8. It is contended in second appeal (1) that no case of mistake was made by the plaintiffs in their plaint and even if mistake were made out the decree and sale thereunder, not being tainted with fraud, could not be opened up so as to let in the right of redemption which has been wiped off by the sale and that there is no evidence of any fraud by defendant No. 1, however guilty defendants Nos. 2 and 3 or 5 and 6 may have been there can be no doubt that defendants. Nos. 2 and 3 and 5 and 6 have, as the lower appellate Court has found, cheated the plaintiffs right and left. There is no direct evidence, however, that either defendant No. 1 or defendant No. 4, through whom he claims, made any false statement to the plaintiffs so as to induce them to believe that the debt under the mortgage bond of 1898 had been fully satisfied. The plaintiffs were not lulled into security by any proved misrepresentation on the, part pf defendant No. 1 or his assignor so that they are not entitled to any relief on the ground of mistake.

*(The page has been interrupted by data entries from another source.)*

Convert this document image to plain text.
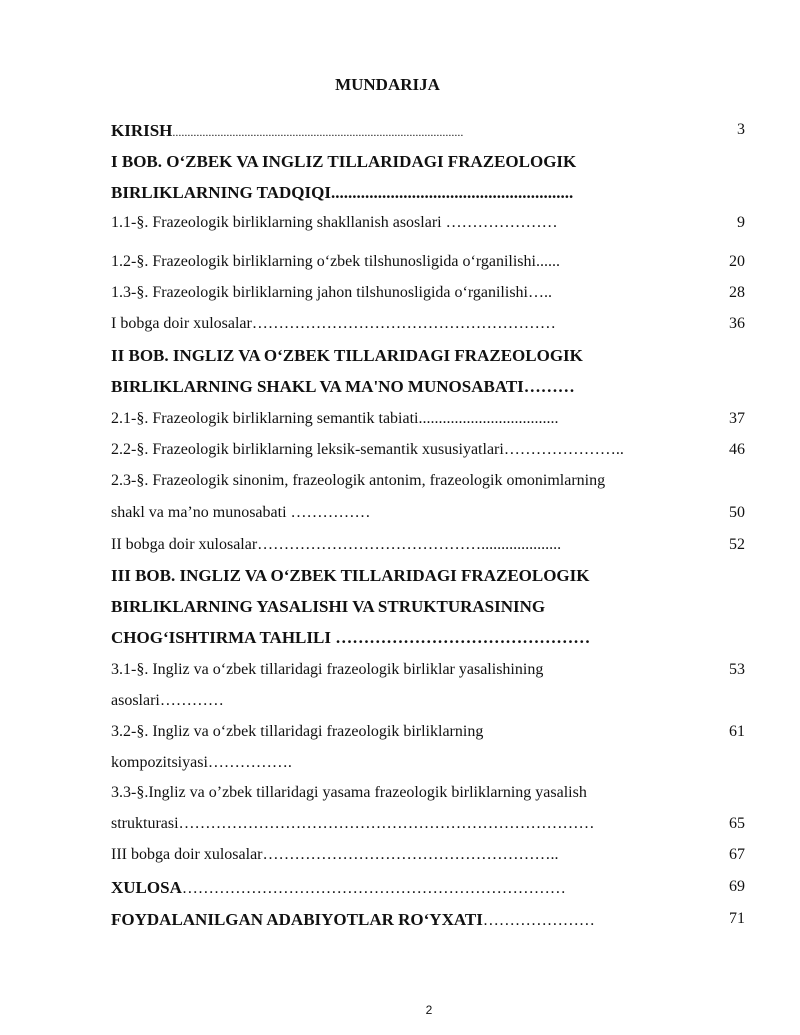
MUNDARIJA
KIRISH.................................................................................................	3
I BOB. O‘ZBEK VA INGLIZ TILLARIDAGI FRAZEOLOGIK
BIRLIKLARNING TADQIQI.........................................................
1.1-§. Frazeologik birliklarning shakllanish asoslari …………………	9
1.2-§. Frazeologik birliklarning o‘zbek tilshunosligida o‘rganilishi......	20
1.3-§. Frazeologik birliklarning jahon tilshunosligida o‘rganilishi…..	28
I bobga doir xulosalar…………………………………………………	36
II BOB. INGLIZ VA O‘ZBEK TILLARIDAGI FRAZEOLOGIK
BIRLIKLARNING SHAKL VA MA'NO MUNOSABATI………
2.1-§. Frazeologik birliklarning semantik tabiati...................................	37
2.2-§. Frazeologik birliklarning leksik-semantik xususiyatlari…………………..	46
2.3-§. Frazeologik sinonim, frazeologik antonim, frazeologik omonimlarning
shakl va ma’no munosabati ……………	50
II bobga doir xulosalar……………………………………....................	52
III BOB. INGLIZ VA O‘ZBEK TILLARIDAGI FRAZEOLOGIK
BIRLIKLARNING YASALISHI VA STRUKTURASINING
CHOG‘ISHTIRMA TAHLILI ………………………………………
3.1-§. Ingliz va o‘zbek tillaridagi frazeologik birliklar yasalishining	53
asoslari…………
3.2-§. Ingliz va o‘zbek tillaridagi frazeologik birliklarning	61
kompozitsiyasi…………….
3.3-§.Ingliz va o’zbek tillaridagi yasama frazeologik birliklarning yasalish
strukturasi……………………………………………………………………	65
III bobga doir xulosalar………………………………………………..	67
XULOSA………………………………………………………………	69
FOYDALANILGAN ADABIYOTLAR RO‘YXATI…………………	71
2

9. There is evidence on the record, however, that the plaintiffs had more than once paid-up the whole amount of the mortgage debt, that the summonses in the case of Sheo Narain were not served upon them and that they knew nothing of the suit or the proceedings in execution. The learned Subordinate Judge has found upon this evidence that the plaintiffs 'laboured under a bona fide mistake that all the mortgage debt had been paid off.' This finding could not be arrived at unless the learned Judge believed that the plaintiffs did not receive the summons to the suit and the notice of the execution. If the summonses and notices were suppressed either by Sheo Narain or by defendants Nos. 2 3, 5, 6, acting in his name a gross act of fraud was committed on the Court in obtaining the ex parte decree and so far as the plaintiffs are concerned this decree must be Considered as fraudulent in law. It is contended that the finding of the appeal Court that the decree was not fraudulent is one of fact and not amenable to reversal in second appeal. We think, however, that the conclusion arrived at is one of law from facts found on the evidence and we are within our rights in holding that the conclusion is wrong. Section 44 of the Evidence Act provides that a party to a suit can shew that a judgment standing against him was obtained by fraud and the plaintiffs are perfectly entitled to shew that the decree of Sheo Narain to which they are parties on the face of the record was obtained by fraud and is, therefore, not binding upon them.

10. There is also another view of the case. The plaintiffs may upon the findings very well contend that they were not parties to the decree of Sheo Narain. In the case of Evans v. Noton (1893) 1 Ch. P. 252 at p. 264 : 62 L.J. Ch. 413 : 2 R. 216 : 68 L.T. 271 : 41 W.R. 230, Lord, Justice Lindley is reported to have said 'the defendant has not appeared, and it has been contended that he, therefore, is not a party to the action, but I think he became such when he was served.' If they were no parties to the mortgage suit they are still entitled to redeem the mort gage and that is the only decree that has been given by the learned Subordinate Judge. We think that in any view, of the case the decree appealed against meets the ends of justice and is, therefore, confirmed with costs.